How to make one GPU work more than the other in DDP if the GPUs performance not the same? (Please answer this its really a unique question)

Hello everyone, hope y’all are doing good out there.

I was hoping if someone could really clear this doubt of mine.

I have a GPU configuration with 2 GPUs, namely, GPU0: RTX Quadro 8000 and GPU1: RTX A6000.

Now as you see my GPU1 is more powerful (almost twice when I benchmarked on RESNET50 for ImageNet dataset) than my GPU0.

But the problem is that DDP shares the load evenly among both the GPUs, which is good, but could be better in my case if I utilize each to their full extent. How do I do that exactly.

  • I first tried to send a bigger batch to GPU1 (say twice the batch size sent to GPU0), wherein I overwrite the Distributed Sampler class’s “iter” method to do so. But the problem is I don’t want this approach as both GPUs have the same VRAM and giving a bigger batch size to 1 GPU is not going to help me if I keep on increasing these batch sizes (in proportion to both GPUs).
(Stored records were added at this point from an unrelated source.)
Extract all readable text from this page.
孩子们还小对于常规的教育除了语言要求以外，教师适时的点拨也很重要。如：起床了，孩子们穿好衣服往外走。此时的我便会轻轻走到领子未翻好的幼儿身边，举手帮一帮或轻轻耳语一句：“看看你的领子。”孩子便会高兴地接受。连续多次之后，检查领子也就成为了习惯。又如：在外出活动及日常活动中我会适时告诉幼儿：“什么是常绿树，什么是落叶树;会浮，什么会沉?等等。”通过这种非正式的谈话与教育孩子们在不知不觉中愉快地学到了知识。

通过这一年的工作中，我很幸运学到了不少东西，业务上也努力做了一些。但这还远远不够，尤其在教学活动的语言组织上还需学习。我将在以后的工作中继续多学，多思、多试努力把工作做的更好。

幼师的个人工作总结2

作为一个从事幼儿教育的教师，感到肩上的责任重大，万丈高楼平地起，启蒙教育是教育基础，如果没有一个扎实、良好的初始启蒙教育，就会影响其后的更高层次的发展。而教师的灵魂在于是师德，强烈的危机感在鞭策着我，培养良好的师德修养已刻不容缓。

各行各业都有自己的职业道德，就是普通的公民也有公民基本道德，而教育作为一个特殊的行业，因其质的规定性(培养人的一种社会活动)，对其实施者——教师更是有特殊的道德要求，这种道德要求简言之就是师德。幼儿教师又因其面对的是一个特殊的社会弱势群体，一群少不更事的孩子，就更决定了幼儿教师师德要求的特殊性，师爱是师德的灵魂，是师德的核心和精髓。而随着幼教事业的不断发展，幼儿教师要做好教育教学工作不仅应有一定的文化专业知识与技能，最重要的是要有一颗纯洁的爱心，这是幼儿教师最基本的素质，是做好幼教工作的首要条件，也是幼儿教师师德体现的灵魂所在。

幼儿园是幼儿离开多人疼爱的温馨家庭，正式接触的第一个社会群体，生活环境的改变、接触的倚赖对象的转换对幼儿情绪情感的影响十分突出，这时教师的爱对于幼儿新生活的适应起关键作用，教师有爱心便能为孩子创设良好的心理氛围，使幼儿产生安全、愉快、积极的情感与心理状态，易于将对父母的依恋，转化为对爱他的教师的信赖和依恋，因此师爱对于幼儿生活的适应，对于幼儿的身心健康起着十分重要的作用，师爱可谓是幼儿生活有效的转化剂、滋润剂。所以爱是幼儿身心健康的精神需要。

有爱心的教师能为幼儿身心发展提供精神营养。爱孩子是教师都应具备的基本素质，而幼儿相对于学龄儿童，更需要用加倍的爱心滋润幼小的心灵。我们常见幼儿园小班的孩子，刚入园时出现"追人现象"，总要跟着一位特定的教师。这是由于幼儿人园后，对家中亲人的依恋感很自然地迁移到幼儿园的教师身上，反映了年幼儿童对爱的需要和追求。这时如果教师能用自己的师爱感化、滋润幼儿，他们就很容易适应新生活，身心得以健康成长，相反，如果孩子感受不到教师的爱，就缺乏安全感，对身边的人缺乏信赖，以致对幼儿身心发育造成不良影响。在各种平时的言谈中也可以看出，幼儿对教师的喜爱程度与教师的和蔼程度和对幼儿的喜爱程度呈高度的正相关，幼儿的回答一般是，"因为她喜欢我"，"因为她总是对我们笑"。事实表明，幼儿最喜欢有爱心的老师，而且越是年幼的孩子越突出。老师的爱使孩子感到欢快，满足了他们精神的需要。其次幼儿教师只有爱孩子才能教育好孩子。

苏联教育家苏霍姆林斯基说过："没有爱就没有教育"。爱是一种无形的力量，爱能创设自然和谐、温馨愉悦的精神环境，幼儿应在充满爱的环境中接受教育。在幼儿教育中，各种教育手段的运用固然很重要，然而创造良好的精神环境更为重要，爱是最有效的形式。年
  • This is what I want the community to focus on → I tried having double the data processed on GPU1 than GPU0 wherein the batch size will be kept the same but GPU1, lets say processes twice the batches when GPU0 processes 1 batch. For now I am having some if conditions to handle this, the code to which I am sharing below. Please tell me what changes I can do, and why ( as I am new to all of these topics).

  • If you guys have any other technique or idea/ approach to solve this, much appreciated, please share and we will have a good discussion on that, I think this will help a lot of people as this topic isn’t discussed much in detail.

Here’s the code:

class Trainer:
    def __init__(
            self,
            model: torch.nn.Module,
            train_data: DataLoader,
            optimizer: torch.optim.Optimizer,
            gpu_id: int,
            save_every: int,
    ) -> None:
        self.gpu_id = gpu_id
        self.model = model.to(gpu_id)
        self.train_data = train_data
        self.optimizer = optimizer
        self.save_every = save_every
        self.model = DDP(model, device_ids=[gpu_id])
        self.batch_for_rtx6000 = 0

    def _run_batch(self, source, targets):
        if self.gpu_id == 1 and self.batch_for_rtx6000 == 3:
            self.optimizer.zero_grad()
            self.batch_for_rtx6000 = 1
        elif self.gpu_id == 0:
            self.optimizer.zero_grad()
        output = self.model(source)
        loss = F.cross_entropy(output, targets)
        loss.backward()  # This step accumulates or sums the gradients
        if self.gpu_id == 1 and self.batch_for_rtx6000 == 2:
            self.optimizer.step()
        elif self.gpu_id == 0:
            self.optimizer.step()

    def _run_epoch(self, epoch):
        b_sz = len(next(iter(self.train_data))[0])
        print(f"[GPU{self.gpu_id}] Epoch {epoch} | Batchsize: {b_sz} | Steps: {len(self.train_data)/b_sz}")
        self.train_data.batch_sampler.set_epoch(epoch)
        for source, targets in self.train_data:
            source = source.to(self.gpu_id)
            targets = targets.to(self.gpu_id)
            if self.gpu_id == 1:
                self.batch_for_rtx6000 += 1
            self._run_batch(source, targets)

    def _save_checkpoint(self, epoch):
        ckp = self.model.module.state_dict()
        PATH = "checkpoint.pt"
        torch.save(ckp, PATH)
        print(f"Epoch {epoch} | Training checkpoint saved at {PATH}")

    def train(self, max_epochs: int):
        for epoch in range(max_epochs):
            print("......", self.gpu_id)
            self._run_epoch(epoch)
            if self.gpu_id == 0 and epoch % self.save_every == 0:
                # print(self.model.linear.weights)
                self._save_checkpoint(epoch)
        print(self.model.linear.weights)

This is in my Trainer class (just an overview)

I don’t know what the best approach would be, but you could try to use torch.nn.parallel.DistributedDataParallel.no_sync() on the faster rank for an additional gradient accumulation before DDP synchronizes the gradients.
Note that gradients will be accumulated so you might need to average them.

Thank You so much sir! I will definitely try this and will respond to this forum if I get any fruitful result.